I assume the current is the last installment and okay I'm for it, I'm for limiting the use and application of the term social darwinism as advocated.

But how to be "for it?" I will give my opinion where use and application has been located in the past. Hofstadter's book came into a changing American intellectual culture where Vernon L Parrington's "Main Currents in American Thought" was having a wide influence, and its influence was wide because the standard American literature that had come out of New England was being superseded. How does one tell what 'American thought' is and what are the advantages of identifying something called a "main current?" These questions weren't asked much and Parrington found "isms" such as transcendentalism, realism, naturalism. The teachers of the students liked that and taught the isms.

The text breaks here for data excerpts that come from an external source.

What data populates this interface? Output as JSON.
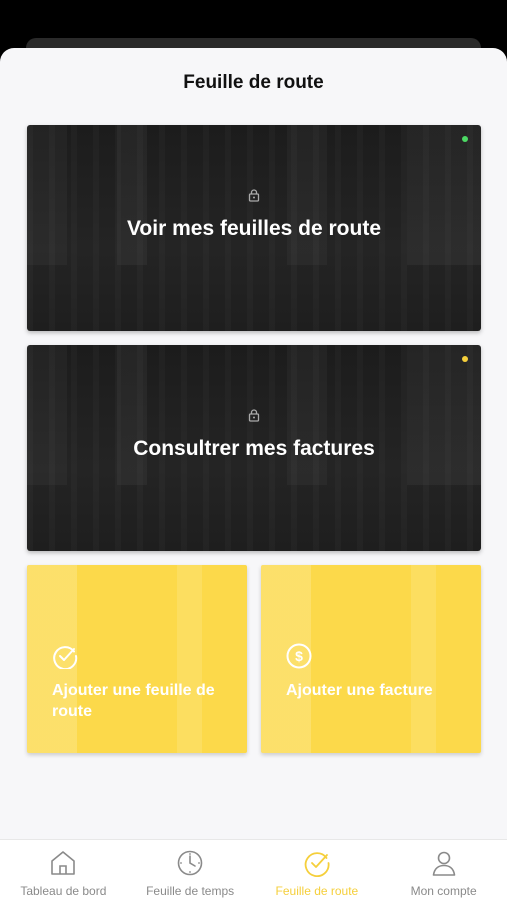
{
  "header": {
    "title": "Feuille de route"
  },
  "cards": [
    {
      "label": "Voir mes feuilles de route",
      "dot_color": "#4cd964"
    },
    {
      "label": "Consultrer mes factures",
      "dot_color": "#f5cf3b"
    }
  ],
  "tiles": [
    {
      "label": "Ajouter une feuille de route",
      "icon": "check-circle-icon"
    },
    {
      "label": "Ajouter une facture",
      "icon": "dollar-circle-icon"
    }
  ],
  "tabs": [
    {
      "label": "Tableau de bord",
      "icon": "home-icon"
    },
    {
      "label": "Feuille de temps",
      "icon": "clock-icon"
    },
    {
      "label": "Feuille de route",
      "icon": "check-circle-icon",
      "active": true
    },
    {
      "label": "Mon compte",
      "icon": "user-icon"
    }
  ],
  "colors": {
    "accent": "#f5cf3b",
    "tile_bg": "#fcd94a",
    "card_bg": "#1f1f1f",
    "inactive": "#8a8a8a"
  }
}
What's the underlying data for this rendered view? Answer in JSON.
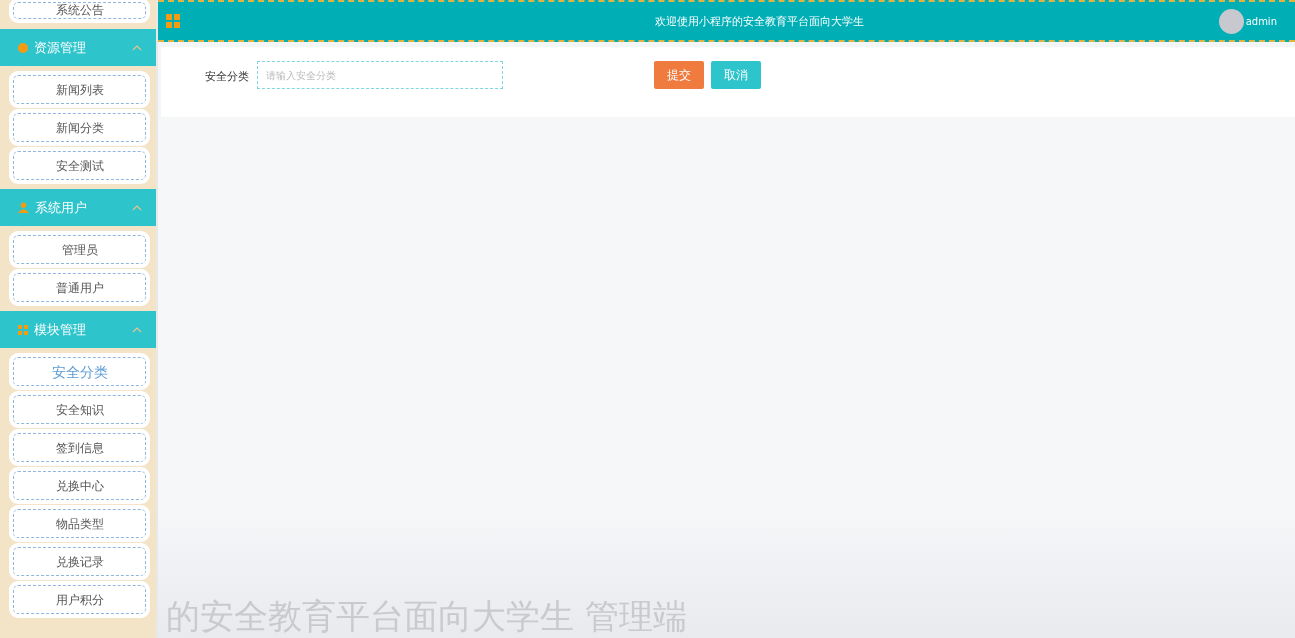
{
  "sidebar": {
    "top_item": {
      "label": "系统公告",
      "selected": false
    },
    "groups": [
      {
        "title": "资源管理",
        "kind": "dot",
        "expanded": true,
        "items": [
          {
            "label": "新闻列表",
            "selected": false
          },
          {
            "label": "新闻分类",
            "selected": false
          },
          {
            "label": "安全测试",
            "selected": false
          }
        ]
      },
      {
        "title": "系统用户",
        "kind": "person",
        "expanded": true,
        "items": [
          {
            "label": "管理员",
            "selected": false
          },
          {
            "label": "普通用户",
            "selected": false
          }
        ]
      },
      {
        "title": "模块管理",
        "kind": "grid",
        "expanded": true,
        "items": [
          {
            "label": "安全分类",
            "selected": true
          },
          {
            "label": "安全知识",
            "selected": false
          },
          {
            "label": "签到信息",
            "selected": false
          },
          {
            "label": "兑换中心",
            "selected": false
          },
          {
            "label": "物品类型",
            "selected": false
          },
          {
            "label": "兑换记录",
            "selected": false
          },
          {
            "label": "用户积分",
            "selected": false
          }
        ]
      }
    ]
  },
  "header": {
    "title": "欢迎使用小程序的安全教育平台面向大学生",
    "user": "admin"
  },
  "form": {
    "label": "安全分类",
    "placeholder": "请输入安全分类",
    "buttons": [
      {
        "label": "提交",
        "kind": "primary"
      },
      {
        "label": "取消",
        "kind": "secondary"
      }
    ]
  },
  "background_title": "的安全教育平台面向大学生 管理端"
}
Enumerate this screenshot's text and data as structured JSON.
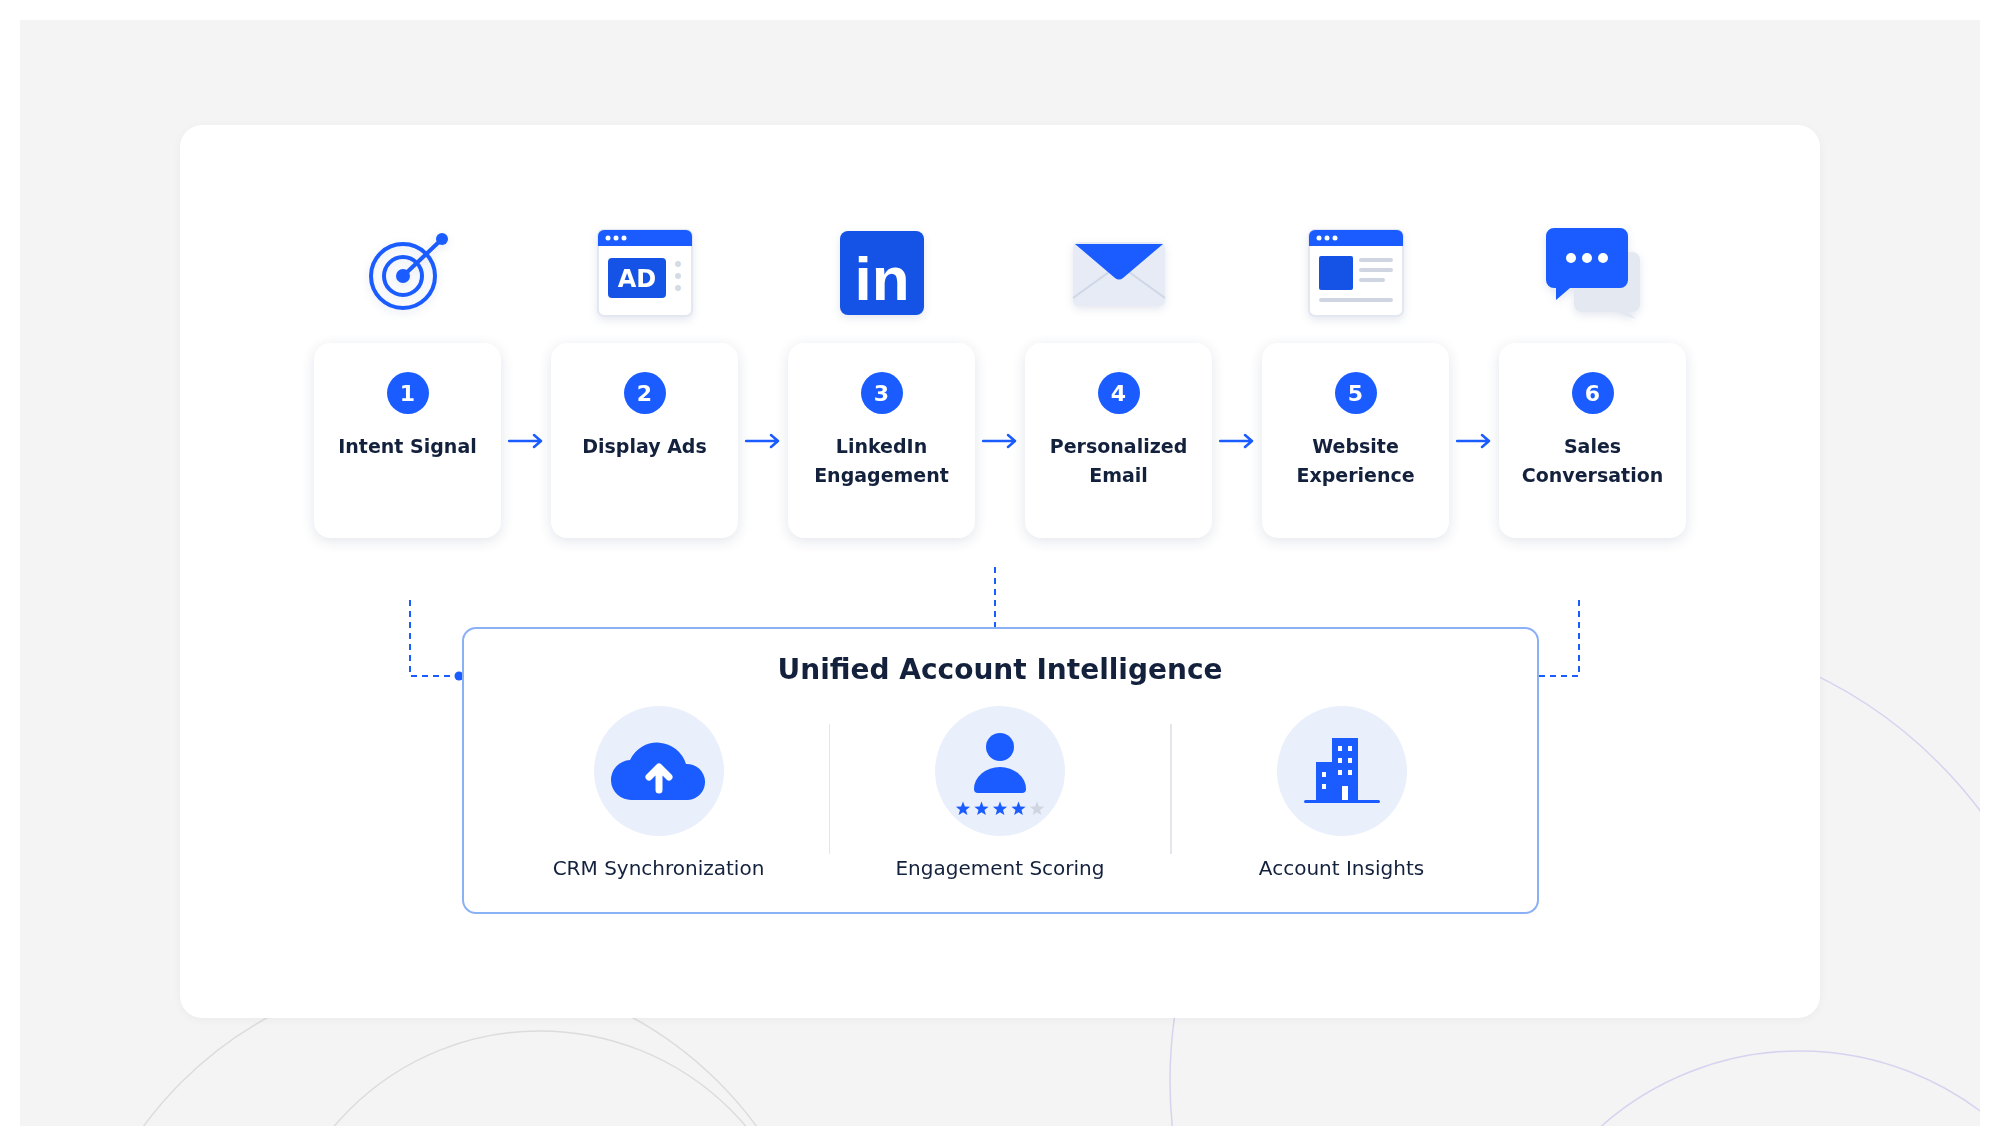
{
  "steps": [
    {
      "number": "1",
      "label": "Intent Signal",
      "kind": "target"
    },
    {
      "number": "2",
      "label": "Display Ads",
      "kind": "ad-window",
      "icon_text": "AD"
    },
    {
      "number": "3",
      "label": "LinkedIn Engagement",
      "kind": "linkedin",
      "icon_text": "in"
    },
    {
      "number": "4",
      "label": "Personalized Email",
      "kind": "envelope"
    },
    {
      "number": "5",
      "label": "Website Experience",
      "kind": "web-page"
    },
    {
      "number": "6",
      "label": "Sales Conversation",
      "kind": "chat"
    }
  ],
  "hub": {
    "title": "Unified Account Intelligence",
    "features": [
      {
        "label": "CRM Synchronization",
        "kind": "cloud-upload"
      },
      {
        "label": "Engagement Scoring",
        "kind": "person-rating",
        "stars": 4
      },
      {
        "label": "Account Insights",
        "kind": "building"
      }
    ]
  }
}
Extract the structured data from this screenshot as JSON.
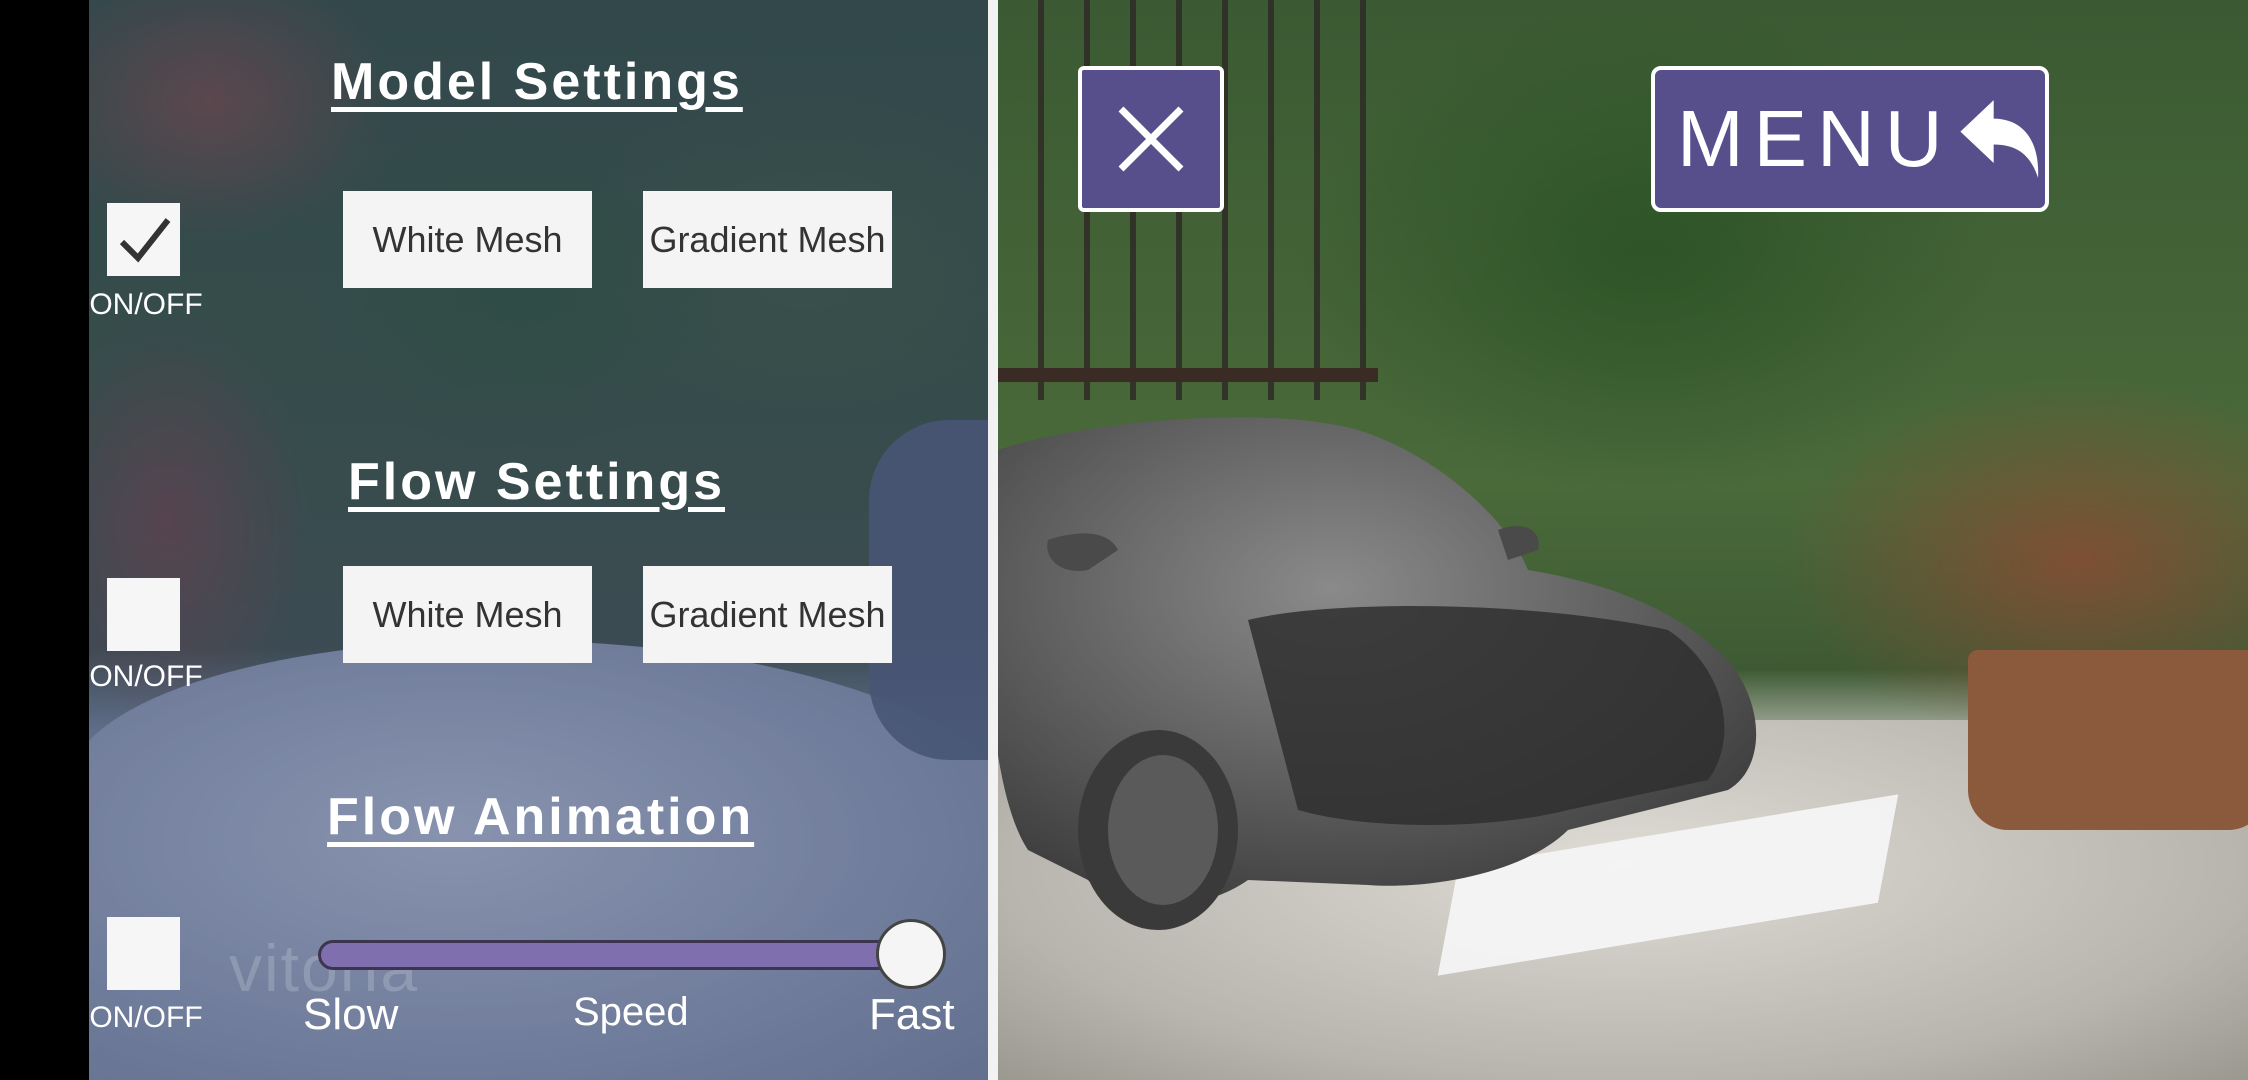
{
  "model_settings": {
    "title": "Model Settings",
    "toggle_label": "ON/OFF",
    "toggle_checked": true,
    "buttons": [
      "White Mesh",
      "Gradient Mesh"
    ]
  },
  "flow_settings": {
    "title": "Flow Settings",
    "toggle_label": "ON/OFF",
    "toggle_checked": false,
    "buttons": [
      "White Mesh",
      "Gradient Mesh"
    ]
  },
  "flow_animation": {
    "title": "Flow Animation",
    "toggle_label": "ON/OFF",
    "toggle_checked": false,
    "slider": {
      "min_label": "Slow",
      "mid_label": "Speed",
      "max_label": "Fast",
      "value_fraction": 1.0
    }
  },
  "background_logo": "vitoria",
  "top_bar": {
    "close_icon": "close-icon",
    "menu_label": "MENU",
    "menu_icon": "back-arrow-icon"
  },
  "colors": {
    "accent": "#574e8c",
    "slider_fill": "#7f6fae"
  }
}
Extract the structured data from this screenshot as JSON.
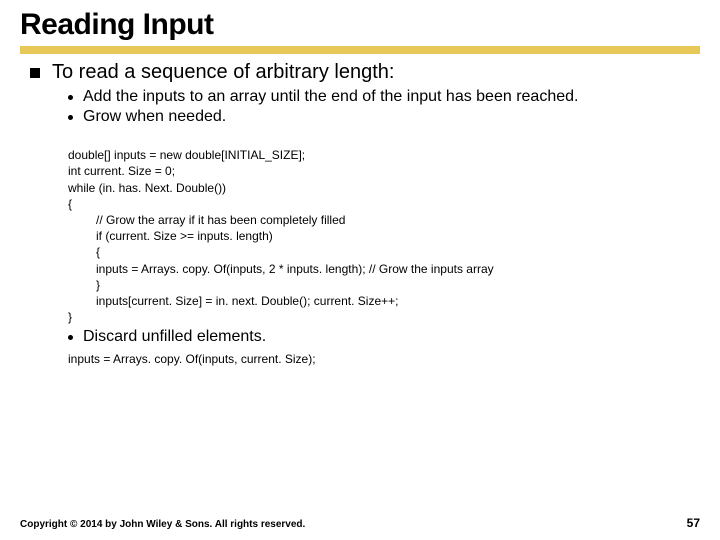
{
  "title": "Reading Input",
  "lvl1_1": "To read a sequence of arbitrary length:",
  "lvl2_1": "Add the inputs to an array until the end of the input has been reached.",
  "lvl2_2": "Grow when needed.",
  "code1": {
    "l1": "double[] inputs = new double[INITIAL_SIZE];",
    "l2": "int current. Size = 0;",
    "l3": "while (in. has. Next. Double())",
    "l4": "{",
    "l5": "// Grow the array if it has been completely filled",
    "l6": "if (current. Size >= inputs. length)",
    "l7": "{",
    "l8": "inputs = Arrays. copy. Of(inputs, 2 * inputs. length); // Grow the inputs array",
    "l9": "}",
    "l10": "inputs[current. Size] = in. next. Double(); current. Size++;",
    "l11": "}"
  },
  "lvl2_3": "Discard unfilled elements.",
  "code2": "inputs = Arrays. copy. Of(inputs, current. Size);",
  "copyright": "Copyright © 2014 by John Wiley & Sons. All rights reserved.",
  "page": "57"
}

Now who's reading that stuff? Future teachers for one, at normal schools across the US, and their professors. From its appearance in about 1928 when it got the Pulitzer, "Main Currents in American Thought" had a heavy influence in the colleges. [from wiki: Reising (1989) shows the book dominated literary and cultural criticism from 1927 through the early 1950s.]

In that context of Parrington and isms Hofstadter entered and said, in effect, 'Hold on, I've got something here that is also "in American thought" and it's an ism I call social darwinism. Hence the title of course.

Has the nature of the persons who read that stuff changed? I say from observing that the nature of the students and professors has changed, and more than once, and that for one change fathers have sent their daughters to college in far greater numbers than between the wars, and colleges have changed, curriculum, emphasis, all.

The students of the 40's and 50's and some after, and their professors (who had recently been students and remained students in a sense) saw a connection between the alleged attitude of survival of the fittest in business and industry and their own lives, wherever they imagined themselves in the struggle. Those are not the same students of today.

You and your cited sources are saying it is no longer useful to look for this 'current' so vague and vaporous. I hope you are right and am willing to change, and I hope that the change sticks.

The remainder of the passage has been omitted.